Scientific classification
- Kingdom: Plantae
- Clade: Embryophytes
- Clade: Tracheophytes
- Clade: Angiosperms
- Clade: Eudicots
- Order: Saxifragales
- Family: Crassulaceae
- Genus: Kalanchoe
- Species: K. ceratophylla
- Binomial name: Kalanchoe ceratophylla Haw.
- Varieties: Kalanchoe ceratophylla var. ceratophylla; Kalanchoe ceratophylla var. indochinensis H.Ohba;
- Synonyms: Vereia ceratophylla (Haw.) D.Dietr.;

= Kalanchoe ceratophylla =

- Genus: Kalanchoe
- Species: ceratophylla
- Authority: Haw.
- Synonyms: Vereia ceratophylla (Haw.) D.Dietr.

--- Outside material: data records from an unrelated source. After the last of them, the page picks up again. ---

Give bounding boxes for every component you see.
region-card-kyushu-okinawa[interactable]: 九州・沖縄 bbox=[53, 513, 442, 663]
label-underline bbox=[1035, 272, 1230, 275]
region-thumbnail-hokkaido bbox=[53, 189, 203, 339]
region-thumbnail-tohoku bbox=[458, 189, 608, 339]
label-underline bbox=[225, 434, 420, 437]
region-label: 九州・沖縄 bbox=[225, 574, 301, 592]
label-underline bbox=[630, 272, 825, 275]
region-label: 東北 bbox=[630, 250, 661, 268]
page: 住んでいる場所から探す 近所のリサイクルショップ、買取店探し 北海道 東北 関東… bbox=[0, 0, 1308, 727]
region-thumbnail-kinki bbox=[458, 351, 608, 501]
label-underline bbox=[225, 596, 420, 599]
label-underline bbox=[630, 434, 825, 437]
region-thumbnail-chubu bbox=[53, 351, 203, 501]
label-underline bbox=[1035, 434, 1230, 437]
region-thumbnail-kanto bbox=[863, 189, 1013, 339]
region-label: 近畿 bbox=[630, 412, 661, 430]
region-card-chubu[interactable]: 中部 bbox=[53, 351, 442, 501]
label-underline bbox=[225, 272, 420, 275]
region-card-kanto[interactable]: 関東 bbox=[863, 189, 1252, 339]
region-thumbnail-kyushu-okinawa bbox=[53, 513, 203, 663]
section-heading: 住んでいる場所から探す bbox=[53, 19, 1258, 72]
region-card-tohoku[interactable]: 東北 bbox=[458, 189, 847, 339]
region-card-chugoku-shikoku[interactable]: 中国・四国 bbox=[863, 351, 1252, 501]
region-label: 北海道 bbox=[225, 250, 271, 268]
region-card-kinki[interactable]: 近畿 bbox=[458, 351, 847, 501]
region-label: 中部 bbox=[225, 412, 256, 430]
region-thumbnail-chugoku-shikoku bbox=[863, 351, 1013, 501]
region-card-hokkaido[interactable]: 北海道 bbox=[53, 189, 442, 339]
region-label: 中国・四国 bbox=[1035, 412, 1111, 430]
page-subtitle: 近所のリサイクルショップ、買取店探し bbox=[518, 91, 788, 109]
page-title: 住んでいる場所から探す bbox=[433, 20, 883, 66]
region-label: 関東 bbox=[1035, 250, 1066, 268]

Species of flowering plant

Kalanchoe ceratophylla is a species of flowering plant in the family Crassulaceae. It is a subshrub or herb with yellow flowers. The species is native to Asia. It is used both ornamentally, and in medicine.

Kalanchoe ceratophylla was described in 1821.

==Taxonomy==
The species was described by Adrian Hardy Haworth in 1821.

Two varieties are recognised:
- Kalanchoe ceratophylla var. ceratophylla
- Kalanchoe ceratophylla var. indochinensis H.Ohba

==Distribution==
Kalanchoe ceratophylla is native to the subtropical biome of India (Assam), Bangladesh, Cambodia, south-central and south-east China (Fujian, Guangdong, Guangxi, and Yunnan), Laos, Myanmar, the Philippines, Taiwan, Thailand, and Vietnam.

==Description==
Kalanchoe ceratophylla is a perennial subshrub or herb that grows 20-100 cm tall.

The leaves are 8-15 cm long, and grow on 2.5-4 cm long stems. The plant also has leaflets with serrated margins.

The inflorescence is 10-30 cm long. The sepals are lanceolate, and 4-10 mm long. The corolla is yellow, with a tube around 1.5 cm long, and 5-6 mm lobes. The plant flowers in March.

==Uses==
Kalanchoe ceratophylla is cultivated ornamentally. The whole plant is used in medicine.

==Nomenclature==
In Chinese, the species is known as 小燈籠草 (xiao deng long cao) or 伽蓝菜 (jia lan cai).